Tanpa terasa sinar matahari mulai masuk melalui setiap lubang di gedung itu. Langit yang tadinya gelap kini mulai berwana kebiruan diikuti dengan awan awan putih yang saling berkejaran satu sama lain. Pemuda itu beranjak mendekati lubang itu. Dia meletakkan moncong senapan yang dibawanya ke luar dan meletakkan salah satu matanya di teropong yang tersemat pada senapan itu.

Kini dia melihat melalui teropong itu. Semuanya tampak lebih besar dibandingkan saat dia melihat dengan mata telanjang. Dia bisa melihat orang orang yang berlalu lalang dengan jelas, berkali kali dia menggerakkan senapannya, seolah olah sedang mencari sesuatu. Tangan kirinya berada di pelatuk, bersiap siap untuk melontarkan timah panas melalui senapan itu sementara tangannya yang lain merogoh ke dalam saku jaketnya, sebuah plastik berisi 2 roti isi dan melahap salah satunya, seperti manusia pada umumnya, pria ini juga butuh asupan makanan untuk mengawali harinya.

Sesuatu menarik perhatian pemuda itu. Kini dia mengarahkan bidikannya pada sekelompok orang dengan seragam militer yang baru saja turun dari sebuah truk khusus untuk mengangkut tentara. Sekelompok prajurit muda bersama dengan satu orang yang memberikan instruksi, sepertinya itu adalah pimpinan kumpulan prajurit muda itu.

"Dasar, kini mereka menempatkan orang yang masih 'hijau' untuk mengamankan kota cih tidak berguna" Ucap pria itu sambil berusaha menelan roti isi di dalam mulutnya.

Kini kelompok itu mulai berpencar, dan pemuda itu masih mencari target yang pas untuk hidangan pembuka bagi senapannya.
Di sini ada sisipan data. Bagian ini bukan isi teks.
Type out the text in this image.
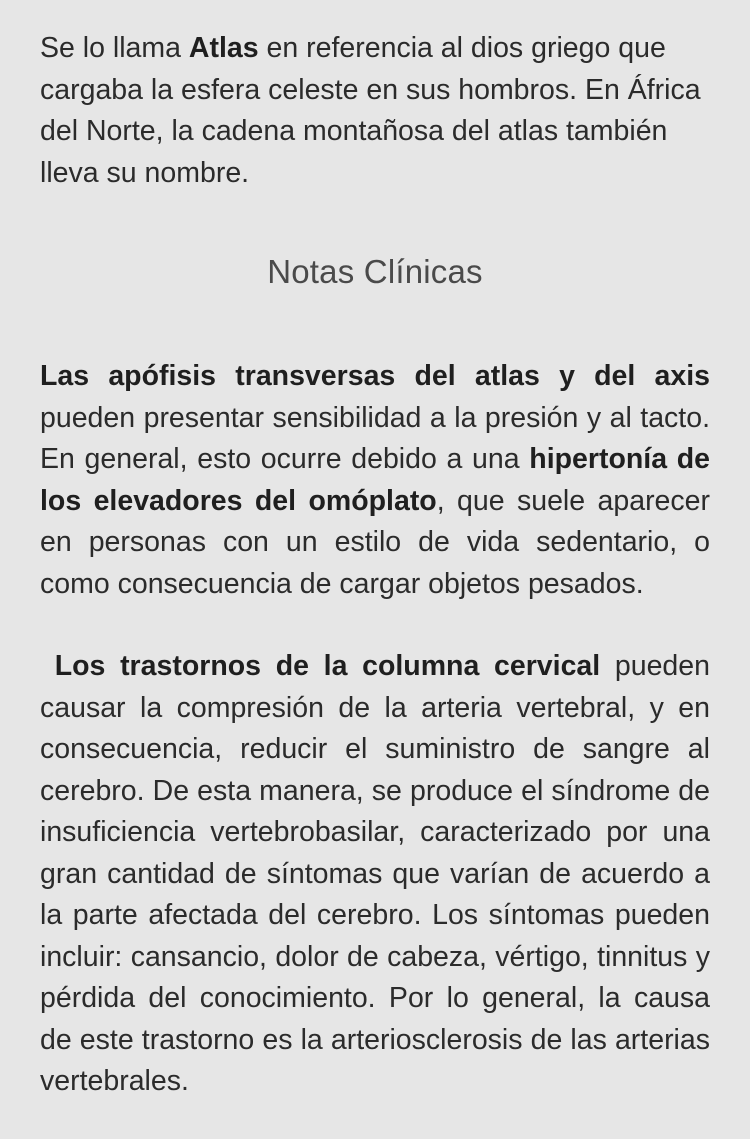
Se lo llama Atlas en referencia al dios griego que cargaba la esfera celeste en sus hombros. En África del Norte, la cadena montañosa del atlas también lleva su nombre.

Notas Clínicas

Las apófisis transversas del atlas y del axis pueden presentar sensibilidad a la presión y al tacto. En general, esto ocurre debido a una hipertonía de los elevadores del omóplato, que suele aparecer en personas con un estilo de vida sedentario, o como consecuencia de cargar objetos pesados.

Los trastornos de la columna cervical pueden causar la compresión de la arteria vertebral, y en consecuencia, reducir el suministro de sangre al cerebro. De esta manera, se produce el síndrome de insuficiencia vertebrobasilar, caracterizado por una gran cantidad de síntomas que varían de acuerdo a la parte afectada del cerebro. Los síntomas pueden incluir: cansancio, dolor de cabeza, vértigo, tinnitus y pérdida del conocimiento. Por lo general, la causa de este trastorno es la arteriosclerosis de las arterias vertebrales.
Dengan fokus dia mengarahkan bidikannya, dan seperti yang dia harapkan, kini kelompok itu mulai berpisah dan berjalan sendiri sendiri.

Sepertinya pemuda itu sudah mendapatkan targetnya, karena sekarang bidikannya mengikuti seorang prajurit wanita yang berjalan menyusuri sebuah gang tepat di hadapan gedung tua tempat pemuda itu bernaung. Dia menutup sebelah matanya dan memfokuskan penglihatannya terhadap sosok perempuan yang sudah terkunci melalui teropong pada senapannya. Perempuan dengan perlengkapan militer itu nampak terduduk, sepertinya dia kelelahan.

"Maafkan aku nona, tapi sepertinya hari ini bukanlah hari keberuntunganmu" Pemuda itu meletakkan jarinya di pelatuk, bersiap untuk mengirimkan sebuah peluru tepat di jantung gadis itu.

Gadis itu tiba tiba bangkit dari duduknya, terlihat seorang pria datang menghampirinya, sepertinya pria itu adalah atasan dari prajurit wanita tersebut. Sontak pemuda itu mengurungkan niatnya, perlahan lahan dia menjauhkan jarinya dari pelatuk pada senapannya. Pemuda itu dapat melihat dengan jelas apa yang terjadi di sana melalui teropong pada senapannya, sepertinya pria itu nampak tidak senang dan sedang memarahi gadis itu. Sementara gadis itu hanya tertunduk pasrah mendengarkan ceramah dari atasannya.

*DRASSSHHH*

Tiba tiba hujan turun dengan cukup deras. Kini gadis itu berdiri sembari memberi hormat kepada atasannya yang pergi meninggalkannya. Pemuda misterius itu kembali mengarahkan bidikannya kepada gadis itu, sepertinya hujan bukanlah masalah besar baginya. Tetesan hujan yang merembes dari atap gedung membasahi jaket cokelat pemuda itu, dia mulai melemaskan jarinya dan bersiap untuk menekan pelatuk senapan yang sudah menemukan targetnya.

Melalui teropong senapan miliknya, pemuda itu kembali duduk, sepertinya dia tahu jika atasannya sudah pergi cukup jauh. Dia mengeluarkan sesuatu dari saku seragamnya yang sudah basah oleh hujan. Gadis itu menatap sendu ke arah barang yang baru saja dia keluarkan. Pemuda itu melihat tetesan air mata menetes dari kedua bola mata berwarna biru miliknya.

Sepertinya ada yang mengganggu pemuda itu. Perlahan dia menjauhan kepalanya dari teropong senapannya. Entah apa yang membuatnya mengurungkan niatnya. Kini pemuda itu meletakkan senapan miliknya di punggungnya dan berjalan menjauhi lubang yang ada di hadapannya tadi.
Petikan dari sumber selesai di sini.